Oracle shares dropped about 13% after Q2 results where EPS of $2.26 beat the $1.64 consensus but revenue missed at $16.06 billion versus $16.21 billion, while capital expenditures exploded to $12 billion (from $4 billion a year ago and roughly 50% above Street expectations) funded by sizable high‑yield bond issuance; investors are questioning the sustainability of debt‑funded AI capacity buildouts. Broadcom’s subsequent report—record revenue but CEO Hock Tan noting that AI sales have lower gross margins—compounded concerns about margin pressure and an AI froth, raising downside risk for companies that have leveraged up on the assumption of continued rapid AI demand.

Analysis

Oracle shares declined roughly 12.9% after its fiscal Q2 report in which EPS of $2.26 beat the $1.64 consensus but revenue missed at $16.06 billion versus $16.21 billion expected. The print drew particular investor concern because capital expenditures surged to $12 billion for the quarter (up from $4 billion a year ago and about 50% above Street expectations), and management is funding much of that buildout with high‑interest corporate bond issuance. Broadcom’s subsequent quarterly update amplified the selloff: while Broadcom reported record revenue, CEO Hock Tan warned that AI-related sales carry lower gross margins, suggesting the AI revenue mix may compress industry margins. The combination of a revenue miss, accelerated, debt‑funded capex and early signals of AI margin pressure raises a twofold risk for Oracle: execution risk if AI demand growth slows and credit risk from rising leverage and expensive financing. Market sentiment has turned risk‑off toward ORCL (per‑ticker sentiment −0.8) and the broader tech complex showed weakness that day (S&P 500 −0.6%, Nasdaq‑100 −1.8%).
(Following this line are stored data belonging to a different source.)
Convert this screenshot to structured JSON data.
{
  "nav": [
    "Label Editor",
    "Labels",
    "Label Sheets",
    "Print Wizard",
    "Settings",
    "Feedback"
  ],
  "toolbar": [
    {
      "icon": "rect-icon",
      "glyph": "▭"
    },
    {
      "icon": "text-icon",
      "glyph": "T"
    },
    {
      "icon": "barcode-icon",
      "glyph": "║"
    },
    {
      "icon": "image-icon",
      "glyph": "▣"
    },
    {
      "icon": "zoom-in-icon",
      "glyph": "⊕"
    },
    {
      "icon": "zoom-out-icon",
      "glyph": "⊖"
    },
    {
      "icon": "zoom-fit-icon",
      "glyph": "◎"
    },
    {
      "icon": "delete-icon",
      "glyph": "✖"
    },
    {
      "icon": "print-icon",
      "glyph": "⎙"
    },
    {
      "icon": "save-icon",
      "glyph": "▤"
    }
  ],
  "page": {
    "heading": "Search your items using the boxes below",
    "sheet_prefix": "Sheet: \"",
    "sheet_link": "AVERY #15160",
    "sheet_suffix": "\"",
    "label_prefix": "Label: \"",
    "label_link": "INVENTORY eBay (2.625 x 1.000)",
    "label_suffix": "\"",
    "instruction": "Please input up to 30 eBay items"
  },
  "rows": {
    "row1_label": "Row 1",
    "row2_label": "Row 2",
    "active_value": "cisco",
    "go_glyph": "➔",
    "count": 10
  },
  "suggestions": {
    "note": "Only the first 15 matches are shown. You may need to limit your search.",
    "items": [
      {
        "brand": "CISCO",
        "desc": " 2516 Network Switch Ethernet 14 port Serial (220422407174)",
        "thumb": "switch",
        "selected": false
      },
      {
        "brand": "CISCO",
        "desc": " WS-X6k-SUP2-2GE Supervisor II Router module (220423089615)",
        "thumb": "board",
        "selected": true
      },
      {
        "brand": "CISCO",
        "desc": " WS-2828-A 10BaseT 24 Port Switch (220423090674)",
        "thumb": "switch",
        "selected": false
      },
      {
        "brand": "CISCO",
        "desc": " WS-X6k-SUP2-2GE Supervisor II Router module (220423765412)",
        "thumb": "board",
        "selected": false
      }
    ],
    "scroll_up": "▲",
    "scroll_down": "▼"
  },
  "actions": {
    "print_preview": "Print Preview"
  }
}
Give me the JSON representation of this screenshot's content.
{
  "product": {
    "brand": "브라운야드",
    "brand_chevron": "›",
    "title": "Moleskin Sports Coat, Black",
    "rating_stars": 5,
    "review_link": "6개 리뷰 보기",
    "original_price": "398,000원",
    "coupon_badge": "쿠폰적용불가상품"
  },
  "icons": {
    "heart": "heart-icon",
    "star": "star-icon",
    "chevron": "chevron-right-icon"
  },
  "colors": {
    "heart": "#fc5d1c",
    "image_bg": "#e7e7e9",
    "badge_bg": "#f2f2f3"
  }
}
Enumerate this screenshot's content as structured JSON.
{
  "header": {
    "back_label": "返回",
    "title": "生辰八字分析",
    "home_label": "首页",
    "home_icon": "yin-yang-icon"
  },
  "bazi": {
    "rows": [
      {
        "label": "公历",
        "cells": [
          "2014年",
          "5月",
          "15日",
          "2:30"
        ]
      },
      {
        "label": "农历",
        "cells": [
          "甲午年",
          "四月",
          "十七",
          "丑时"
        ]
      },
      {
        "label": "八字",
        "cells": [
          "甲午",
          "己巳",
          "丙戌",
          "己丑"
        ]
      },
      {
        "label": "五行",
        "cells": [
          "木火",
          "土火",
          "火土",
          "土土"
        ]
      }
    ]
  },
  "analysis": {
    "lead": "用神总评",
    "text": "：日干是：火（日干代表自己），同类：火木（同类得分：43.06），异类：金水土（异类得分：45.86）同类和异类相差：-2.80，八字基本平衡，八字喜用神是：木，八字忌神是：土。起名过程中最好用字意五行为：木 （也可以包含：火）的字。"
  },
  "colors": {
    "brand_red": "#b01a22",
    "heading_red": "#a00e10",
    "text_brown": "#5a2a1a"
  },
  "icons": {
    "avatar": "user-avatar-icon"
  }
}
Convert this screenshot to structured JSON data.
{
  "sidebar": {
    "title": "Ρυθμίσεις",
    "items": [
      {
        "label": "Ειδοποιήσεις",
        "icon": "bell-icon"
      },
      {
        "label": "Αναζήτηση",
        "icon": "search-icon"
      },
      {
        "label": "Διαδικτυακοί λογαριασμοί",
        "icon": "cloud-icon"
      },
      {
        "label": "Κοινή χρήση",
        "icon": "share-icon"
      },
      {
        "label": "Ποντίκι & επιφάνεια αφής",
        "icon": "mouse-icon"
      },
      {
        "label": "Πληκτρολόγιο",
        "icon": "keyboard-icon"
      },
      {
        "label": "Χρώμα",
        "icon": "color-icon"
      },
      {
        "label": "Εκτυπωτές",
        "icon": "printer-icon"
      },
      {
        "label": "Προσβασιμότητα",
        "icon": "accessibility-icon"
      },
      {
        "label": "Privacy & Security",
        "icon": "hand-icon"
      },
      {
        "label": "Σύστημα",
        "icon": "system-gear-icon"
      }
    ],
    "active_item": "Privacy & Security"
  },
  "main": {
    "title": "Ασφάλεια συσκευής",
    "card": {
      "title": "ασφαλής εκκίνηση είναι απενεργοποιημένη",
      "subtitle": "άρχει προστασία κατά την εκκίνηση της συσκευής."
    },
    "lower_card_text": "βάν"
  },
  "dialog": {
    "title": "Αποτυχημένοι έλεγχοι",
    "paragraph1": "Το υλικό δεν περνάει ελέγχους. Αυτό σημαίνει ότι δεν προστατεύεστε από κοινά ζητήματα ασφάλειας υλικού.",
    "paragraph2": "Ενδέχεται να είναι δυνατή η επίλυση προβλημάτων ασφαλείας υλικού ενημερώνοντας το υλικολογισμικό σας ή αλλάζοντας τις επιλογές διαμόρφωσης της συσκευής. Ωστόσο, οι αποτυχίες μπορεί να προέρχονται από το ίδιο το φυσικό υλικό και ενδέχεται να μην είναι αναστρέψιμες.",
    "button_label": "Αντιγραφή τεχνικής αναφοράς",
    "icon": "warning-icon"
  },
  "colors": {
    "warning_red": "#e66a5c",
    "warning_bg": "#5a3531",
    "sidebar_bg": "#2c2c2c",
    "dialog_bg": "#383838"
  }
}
Near‑term valuation and cash‑flow assumptions are therefore contingent on sustained, above‑trend AI demand and improving gross margins across AI product lines. Key items for investors to monitor are quarterly capex run‑rate versus guidance, the scale and pricing of Oracle’s bond issuance (which will signal funding cost and covenant exposure), and follow‑through commentary from Broadcom and peers on AI gross margins; a persistent margin gap would increase downside risk for levered AI builders.